Die Wand (Väggen; The Wall), Marlen Haushofer, Austria, 1963

Die Wand (Väggen; The Wall), Marlen Haushofer, Austria, 1963

A woman in her late forties is invited to spend a few days with her cousin Luise and her cousin’s husband, Hugo, at their hunting lodge in the Austrian alps. The woman (whose name we are never told) is a widow with two grown children, and even though she is not enthusiastic about hunting, she relishes the idea of a break from her normal routine. Shortly after they all arrive at the lodge, her hosts take an evening walk to the nearby village while the woman remains at the lodge with the family dog, Lo (Luchs, Lynx).

Hugo and Luise are never seen again.

While searching for her cousin the next day, the woman discovers a transparent, impenetrable wall that has locked her into her own small part of the alps; beyond the wall she is unable to see any signs of life. It slowly dawns on her that everyone must have died and that she is most probably the only person left alive. She has no idea as to what might have happened, but she is acutely aware that she must focus on surviving.
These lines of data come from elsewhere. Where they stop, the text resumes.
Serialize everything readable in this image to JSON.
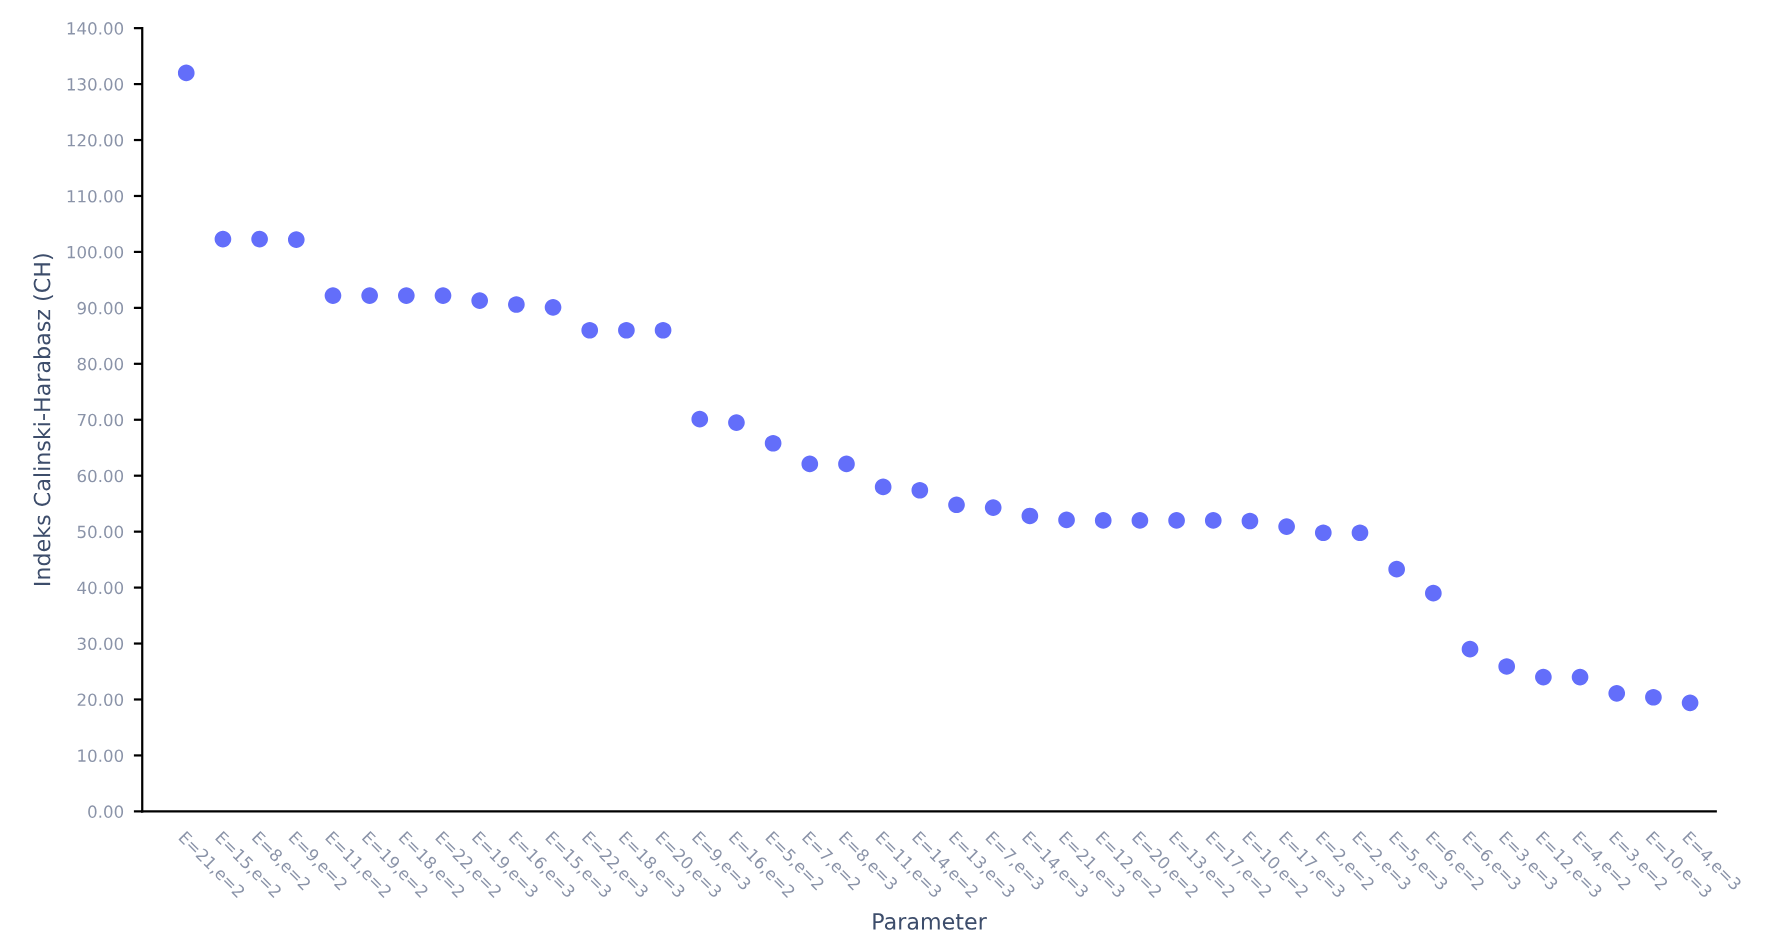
{
  "chart_data": {
    "type": "scatter",
    "xlabel": "Parameter",
    "ylabel": "Indeks Calinski-Harabasz (CH)",
    "categories": [
      "E=21,e=2",
      "E=15,e=2",
      "E=8,e=2",
      "E=9,e=2",
      "E=11,e=2",
      "E=19,e=2",
      "E=18,e=2",
      "E=22,e=2",
      "E=19,e=3",
      "E=16,e=3",
      "E=15,e=3",
      "E=22,e=3",
      "E=18,e=3",
      "E=20,e=3",
      "E=9,e=3",
      "E=16,e=2",
      "E=5,e=2",
      "E=7,e=2",
      "E=8,e=3",
      "E=11,e=3",
      "E=14,e=2",
      "E=13,e=3",
      "E=7,e=3",
      "E=14,e=3",
      "E=21,e=3",
      "E=12,e=2",
      "E=20,e=2",
      "E=13,e=2",
      "E=17,e=2",
      "E=10,e=2",
      "E=17,e=3",
      "E=2,e=2",
      "E=2,e=3",
      "E=5,e=3",
      "E=6,e=2",
      "E=6,e=3",
      "E=3,e=3",
      "E=12,e=3",
      "E=4,e=2",
      "E=3,e=2",
      "E=10,e=3",
      "E=4,e=3"
    ],
    "series": [
      {
        "color": "#636efa",
        "values": [
          132,
          102.3,
          102.3,
          102.2,
          92.2,
          92.2,
          92.2,
          92.2,
          91.3,
          90.6,
          90.1,
          86,
          86,
          86,
          70.1,
          69.5,
          65.8,
          62.1,
          62.1,
          58,
          57.4,
          54.8,
          54.3,
          52.8,
          52.1,
          52,
          52,
          52,
          52,
          51.9,
          50.9,
          49.8,
          49.8,
          43.3,
          39,
          29,
          25.9,
          24,
          24,
          21.1,
          20.4,
          19.4
        ]
      }
    ],
    "ylim": [
      0,
      140
    ],
    "yticks": [
      {
        "value": 0,
        "label": "0.00"
      },
      {
        "value": 10,
        "label": "10.00"
      },
      {
        "value": 20,
        "label": "20.00"
      },
      {
        "value": 30,
        "label": "30.00"
      },
      {
        "value": 40,
        "label": "40.00"
      },
      {
        "value": 50,
        "label": "50.00"
      },
      {
        "value": 60,
        "label": "60.00"
      },
      {
        "value": 70,
        "label": "70.00"
      },
      {
        "value": 80,
        "label": "80.00"
      },
      {
        "value": 90,
        "label": "90.00"
      },
      {
        "value": 100,
        "label": "100.00"
      },
      {
        "value": 110,
        "label": "110.00"
      },
      {
        "value": 120,
        "label": "120.00"
      },
      {
        "value": 130,
        "label": "130.00"
      },
      {
        "value": 140,
        "label": "140.00"
      }
    ],
    "grid": false,
    "marker": "circle"
  }
}
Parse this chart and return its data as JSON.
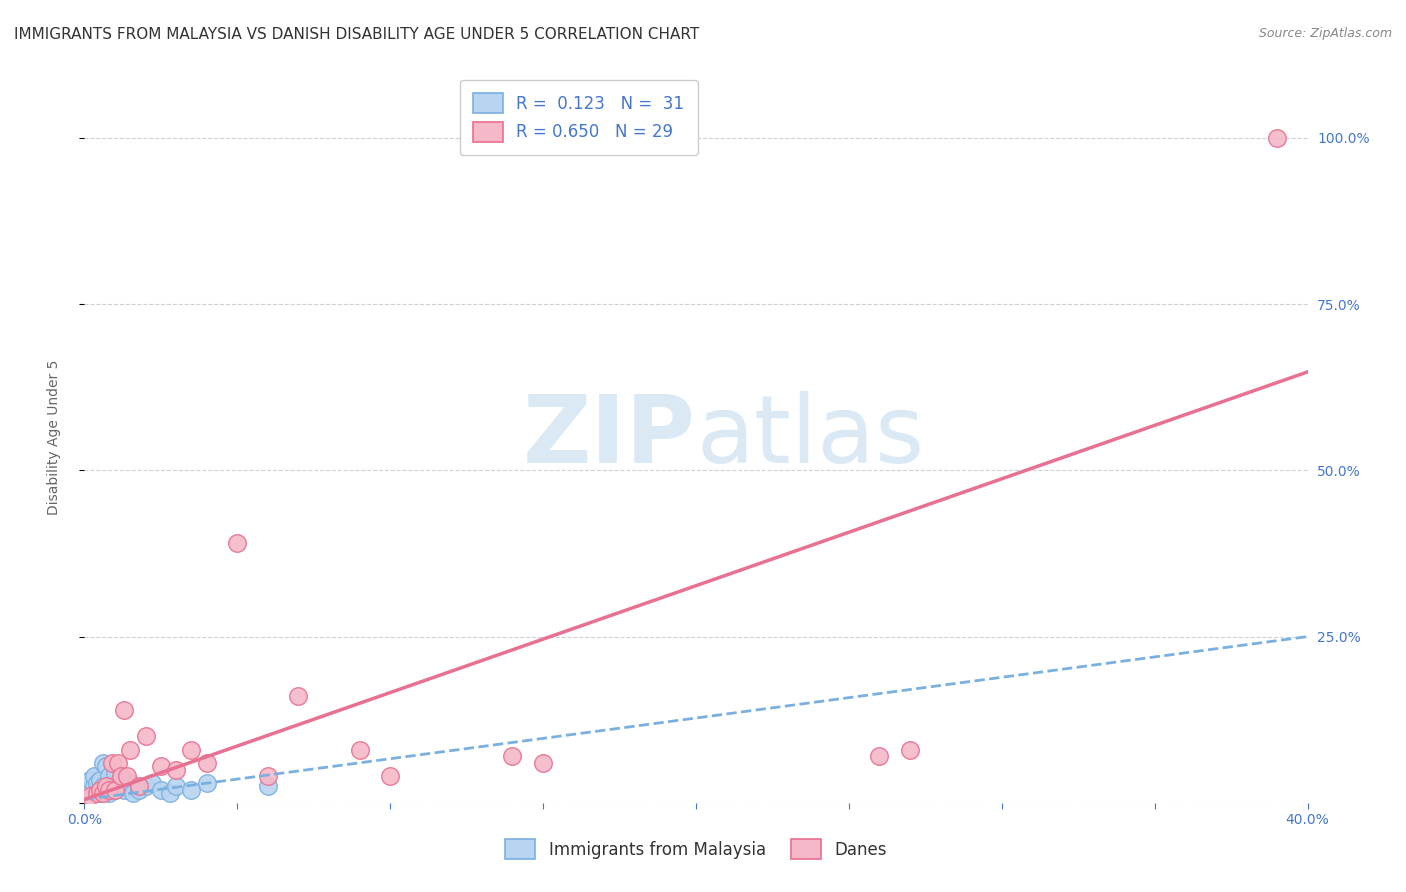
{
  "title": "IMMIGRANTS FROM MALAYSIA VS DANISH DISABILITY AGE UNDER 5 CORRELATION CHART",
  "source": "Source: ZipAtlas.com",
  "xlabel_bottom": "Immigrants from Malaysia",
  "ylabel": "Disability Age Under 5",
  "xmin": 0.0,
  "xmax": 0.4,
  "ymin": 0.0,
  "ymax": 1.1,
  "yticks": [
    0.0,
    0.25,
    0.5,
    0.75,
    1.0
  ],
  "ytick_labels": [
    "",
    "25.0%",
    "50.0%",
    "75.0%",
    "100.0%"
  ],
  "xticks": [
    0.0,
    0.05,
    0.1,
    0.15,
    0.2,
    0.25,
    0.3,
    0.35,
    0.4
  ],
  "xtick_labels_show": [
    "0.0%",
    "",
    "",
    "",
    "",
    "",
    "",
    "",
    "40.0%"
  ],
  "blue_R": 0.123,
  "blue_N": 31,
  "pink_R": 0.65,
  "pink_N": 29,
  "blue_color": "#b8d4f0",
  "blue_edge_color": "#7ab0e0",
  "pink_color": "#f5b8c8",
  "pink_edge_color": "#e87090",
  "legend_text_color": "#4477cc",
  "watermark_color": "#cce0f0",
  "blue_scatter_x": [
    0.001,
    0.002,
    0.003,
    0.003,
    0.004,
    0.004,
    0.005,
    0.005,
    0.006,
    0.006,
    0.007,
    0.007,
    0.008,
    0.008,
    0.009,
    0.01,
    0.01,
    0.011,
    0.012,
    0.013,
    0.015,
    0.016,
    0.018,
    0.02,
    0.022,
    0.025,
    0.028,
    0.03,
    0.035,
    0.04,
    0.06
  ],
  "blue_scatter_y": [
    0.02,
    0.035,
    0.025,
    0.04,
    0.02,
    0.03,
    0.015,
    0.035,
    0.025,
    0.06,
    0.02,
    0.055,
    0.015,
    0.04,
    0.025,
    0.02,
    0.045,
    0.03,
    0.025,
    0.02,
    0.03,
    0.015,
    0.02,
    0.025,
    0.03,
    0.02,
    0.015,
    0.025,
    0.02,
    0.03,
    0.025
  ],
  "pink_scatter_x": [
    0.002,
    0.004,
    0.005,
    0.006,
    0.007,
    0.008,
    0.009,
    0.01,
    0.011,
    0.012,
    0.013,
    0.014,
    0.015,
    0.018,
    0.02,
    0.025,
    0.03,
    0.035,
    0.04,
    0.05,
    0.06,
    0.07,
    0.09,
    0.1,
    0.14,
    0.15,
    0.26,
    0.27,
    0.39
  ],
  "pink_scatter_y": [
    0.01,
    0.015,
    0.02,
    0.015,
    0.025,
    0.02,
    0.06,
    0.02,
    0.06,
    0.04,
    0.14,
    0.04,
    0.08,
    0.025,
    0.1,
    0.055,
    0.05,
    0.08,
    0.06,
    0.39,
    0.04,
    0.16,
    0.08,
    0.04,
    0.07,
    0.06,
    0.07,
    0.08,
    1.0
  ],
  "blue_trend_x": [
    0.0,
    0.4
  ],
  "blue_trend_y": [
    0.005,
    0.25
  ],
  "pink_trend_x": [
    0.0,
    0.4
  ],
  "pink_trend_y": [
    0.005,
    0.648
  ],
  "grid_color": "#d0d0d0",
  "background_color": "#ffffff",
  "title_fontsize": 11,
  "axis_label_fontsize": 10,
  "tick_fontsize": 10,
  "legend_fontsize": 12
}
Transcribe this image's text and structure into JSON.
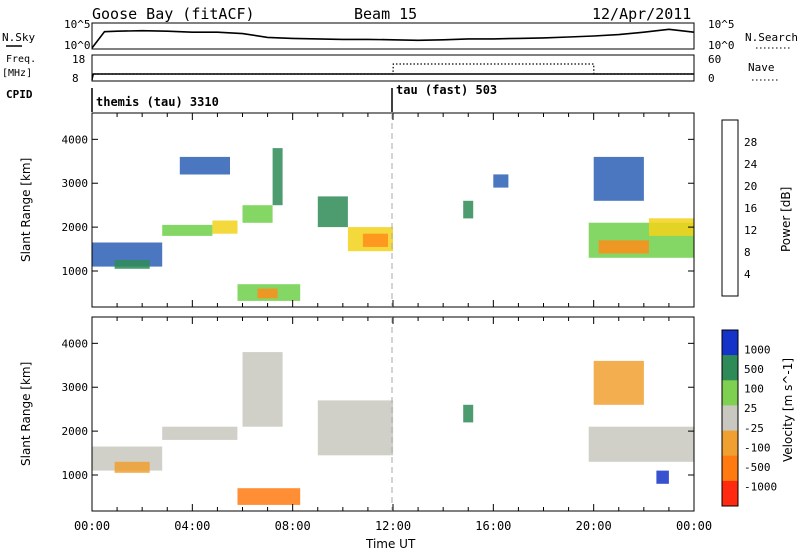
{
  "header": {
    "station": "Goose Bay (fitACF)",
    "beam": "Beam 15",
    "date": "12/Apr/2011"
  },
  "strips": {
    "nsky_label": "N.Sky",
    "nsearch_label": "N.Search",
    "nsky_ticks": [
      "10^5",
      "10^0"
    ],
    "nsearch_ticks": [
      "10^5",
      "10^0"
    ],
    "freq_label": "Freq.",
    "freq_unit": "[MHz]",
    "freq_ticks": [
      "18",
      "8"
    ],
    "nave_label": "Nave",
    "nave_ticks": [
      "60",
      "0"
    ],
    "cpid_label": "CPID",
    "programs": [
      {
        "name": "themis (tau) 3310",
        "start": "00:00",
        "end": "12:00"
      },
      {
        "name": "tau (fast) 503",
        "start": "12:00",
        "end": "24:00"
      }
    ]
  },
  "time_axis": {
    "title": "Time UT",
    "ticks": [
      "00:00",
      "04:00",
      "08:00",
      "12:00",
      "16:00",
      "20:00",
      "00:00"
    ]
  },
  "range_axis": {
    "title": "Slant Range [km]",
    "ticks": [
      "1000",
      "2000",
      "3000",
      "4000"
    ]
  },
  "colorbars": {
    "power": {
      "title": "Power [dB]",
      "ticks": [
        "4",
        "8",
        "12",
        "16",
        "20",
        "24",
        "28"
      ],
      "colors": [
        "#1a1aff",
        "#2a5fb5",
        "#2e8b57",
        "#6fd04a",
        "#f2d21a",
        "#ff8c1a",
        "#ff2a1a"
      ]
    },
    "velocity": {
      "title": "Velocity [m s^-1]",
      "ticks": [
        "1000",
        "500",
        "100",
        "25",
        "-25",
        "-100",
        "-500",
        "-1000"
      ],
      "colors": [
        "#1533c8",
        "#2e8b57",
        "#7fd050",
        "#c8c8c0",
        "#f0a030",
        "#ff7a10",
        "#ff2a10"
      ]
    }
  },
  "chart_data": [
    {
      "type": "line",
      "title": "N.Sky",
      "x_unit": "hours UT",
      "x": [
        0.0,
        0.5,
        1,
        2,
        3,
        4,
        5,
        6,
        7,
        8,
        9,
        10,
        11,
        12,
        13,
        14,
        15,
        16,
        17,
        18,
        19,
        20,
        21,
        22,
        23,
        24
      ],
      "y_log10": [
        0.0,
        3.4,
        3.5,
        3.6,
        3.5,
        3.3,
        3.3,
        3.0,
        2.2,
        2.0,
        1.9,
        1.8,
        1.8,
        1.7,
        1.6,
        1.7,
        1.9,
        1.9,
        2.0,
        2.1,
        2.3,
        2.5,
        2.8,
        3.3,
        3.9,
        3.3
      ],
      "ylim": [
        "10^0",
        "10^5"
      ]
    },
    {
      "type": "line",
      "title": "Freq. [MHz]",
      "x_unit": "hours UT",
      "x": [
        0,
        0.05,
        24
      ],
      "values": [
        8,
        10.5,
        10.5
      ],
      "ylim": [
        8,
        18
      ]
    },
    {
      "type": "line",
      "title": "Nave",
      "x_unit": "hours UT",
      "x": [
        0,
        0.05,
        12,
        12.01,
        20,
        20.01,
        24
      ],
      "values": [
        0,
        15,
        15,
        40,
        40,
        15,
        15
      ],
      "ylim": [
        0,
        60
      ]
    },
    {
      "type": "heatmap",
      "title": "Power [dB]",
      "xlabel": "Time UT",
      "ylabel": "Slant Range [km]",
      "xlim": [
        0,
        24
      ],
      "ylim": [
        180,
        4600
      ],
      "x_unit": "hours UT",
      "colorbar_ticks": [
        4,
        8,
        12,
        16,
        20,
        24,
        28
      ],
      "regions": [
        {
          "t0": 0.0,
          "t1": 2.8,
          "r0": 1100,
          "r1": 1650,
          "level": 8
        },
        {
          "t0": 0.9,
          "t1": 2.3,
          "r0": 1050,
          "r1": 1250,
          "level": 12
        },
        {
          "t0": 2.8,
          "t1": 4.8,
          "r0": 1800,
          "r1": 2050,
          "level": 16
        },
        {
          "t0": 4.8,
          "t1": 5.8,
          "r0": 1850,
          "r1": 2150,
          "level": 20
        },
        {
          "t0": 6.0,
          "t1": 7.2,
          "r0": 2100,
          "r1": 2500,
          "level": 16
        },
        {
          "t0": 7.2,
          "t1": 7.6,
          "r0": 2500,
          "r1": 3800,
          "level": 12
        },
        {
          "t0": 3.5,
          "t1": 5.5,
          "r0": 3200,
          "r1": 3600,
          "level": 8
        },
        {
          "t0": 5.8,
          "t1": 8.3,
          "r0": 320,
          "r1": 700,
          "level": 16
        },
        {
          "t0": 6.6,
          "t1": 7.4,
          "r0": 380,
          "r1": 600,
          "level": 24
        },
        {
          "t0": 9.0,
          "t1": 10.2,
          "r0": 2000,
          "r1": 2700,
          "level": 12
        },
        {
          "t0": 10.2,
          "t1": 12.0,
          "r0": 1450,
          "r1": 2000,
          "level": 20
        },
        {
          "t0": 10.8,
          "t1": 11.8,
          "r0": 1550,
          "r1": 1850,
          "level": 24
        },
        {
          "t0": 14.8,
          "t1": 15.2,
          "r0": 2200,
          "r1": 2600,
          "level": 12
        },
        {
          "t0": 16.0,
          "t1": 16.6,
          "r0": 2900,
          "r1": 3200,
          "level": 8
        },
        {
          "t0": 19.8,
          "t1": 24.0,
          "r0": 1300,
          "r1": 2100,
          "level": 16
        },
        {
          "t0": 20.2,
          "t1": 22.2,
          "r0": 1400,
          "r1": 1700,
          "level": 24
        },
        {
          "t0": 22.2,
          "t1": 24.0,
          "r0": 1800,
          "r1": 2200,
          "level": 20
        },
        {
          "t0": 20.0,
          "t1": 22.0,
          "r0": 2600,
          "r1": 3600,
          "level": 8
        }
      ]
    },
    {
      "type": "heatmap",
      "title": "Velocity [m s^-1]",
      "xlabel": "Time UT",
      "ylabel": "Slant Range [km]",
      "xlim": [
        0,
        24
      ],
      "ylim": [
        180,
        4600
      ],
      "x_unit": "hours UT",
      "colorbar_ticks": [
        1000,
        500,
        100,
        25,
        -25,
        -100,
        -500,
        -1000
      ],
      "regions": [
        {
          "t0": 0.0,
          "t1": 2.8,
          "r0": 1100,
          "r1": 1650,
          "velocity": 0
        },
        {
          "t0": 0.9,
          "t1": 2.3,
          "r0": 1050,
          "r1": 1300,
          "velocity": -200
        },
        {
          "t0": 2.8,
          "t1": 5.8,
          "r0": 1800,
          "r1": 2100,
          "velocity": 0
        },
        {
          "t0": 6.0,
          "t1": 7.6,
          "r0": 2100,
          "r1": 3800,
          "velocity": 0
        },
        {
          "t0": 5.8,
          "t1": 8.3,
          "r0": 320,
          "r1": 700,
          "velocity": -300
        },
        {
          "t0": 9.0,
          "t1": 12.0,
          "r0": 1450,
          "r1": 2700,
          "velocity": 0
        },
        {
          "t0": 14.8,
          "t1": 15.2,
          "r0": 2200,
          "r1": 2600,
          "velocity": 400
        },
        {
          "t0": 19.8,
          "t1": 24.0,
          "r0": 1300,
          "r1": 2100,
          "velocity": 0
        },
        {
          "t0": 20.0,
          "t1": 22.0,
          "r0": 2600,
          "r1": 3600,
          "velocity": -150
        },
        {
          "t0": 22.5,
          "t1": 23.0,
          "r0": 800,
          "r1": 1100,
          "velocity": 800
        }
      ]
    }
  ]
}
Marlen Haushofer (www.dw.com)

This amazing novel can be read on at least a couple of levels. Although some readers may see it as a dystopian nightmare where an unknown enemy has wiped out the population of Earth (all but one), others might perceive the wall as something that is more psychological than physical. Perhaps the wall is what protects us, or perhaps it is the thing that prevents us from being the person we believe we should be; perhaps protection and prevention are two parts of the same positive intervention. As the woman asks herself at some point in the story (in free translation): ‘Is it possible that the wall is simply a confirmation of my own childish fears?’

The woman is alone except for the dog, a cat and a cow. By focusing on the needs of her animals she is able to remain active and sane. After two years, she begins to keep a diary, written on the few scraps of paper she is able to find; she has no idea why she is doing it, because there is no one alive who will be able to read it. Once the paper comes to an end, the diary will also come to end. Once she is no longer able to tend her potatoes and beans, or chop her wood, or the cow can no longer give milk, she will come to an end. One lives and then one dies: she understands that the only meaning with life is to live it.

Without books, conversation or music her thoughts are her own, undistracted and unhampered. She is completely alone. The harsh environment of the alpine region where the story is set becomes one of the main characters, and the woman learns early on that she has to work in harmony with the environment in order to survive. She strives to be practical, living each day as it comes, aware that giving free rein to her imagination could make her overly sensitive, vulnerable and exposed.

Scene from the film (Music Box Films)

At the beginning of her diary, in which she recounts from memory all that has happened since the day she first arrived at the hunting lodge, we learn that the dog dies. She does not say how or when, but she makes many references to his death, and this knowledge creates a certain tension in the novel. When he finally dies, his death instigates a change and a deep understanding in the woman. Throughout all of the book she relates to Lynx and her other animals (but especially Lynx) as she would to human beings.

For me, the animals in the story are parts of the woman that she has to understand, but from which she must also liberate herself. Although this is a book about inner loneliness and isolation as seen through the eyes of a woman, it is also a book about internal struggle and self-awareness. When she wonders what it would have been like had there been another person cut off with her behind the wall, she is thankful that she is alone. Had the other person been a man she would most probably have ended up in a subservient role, attending to his needs. Being completely on her own has given her the chance to truly be herself.

Beautifully written, this is a book that will most definitely remain with you long after you have finished the last page.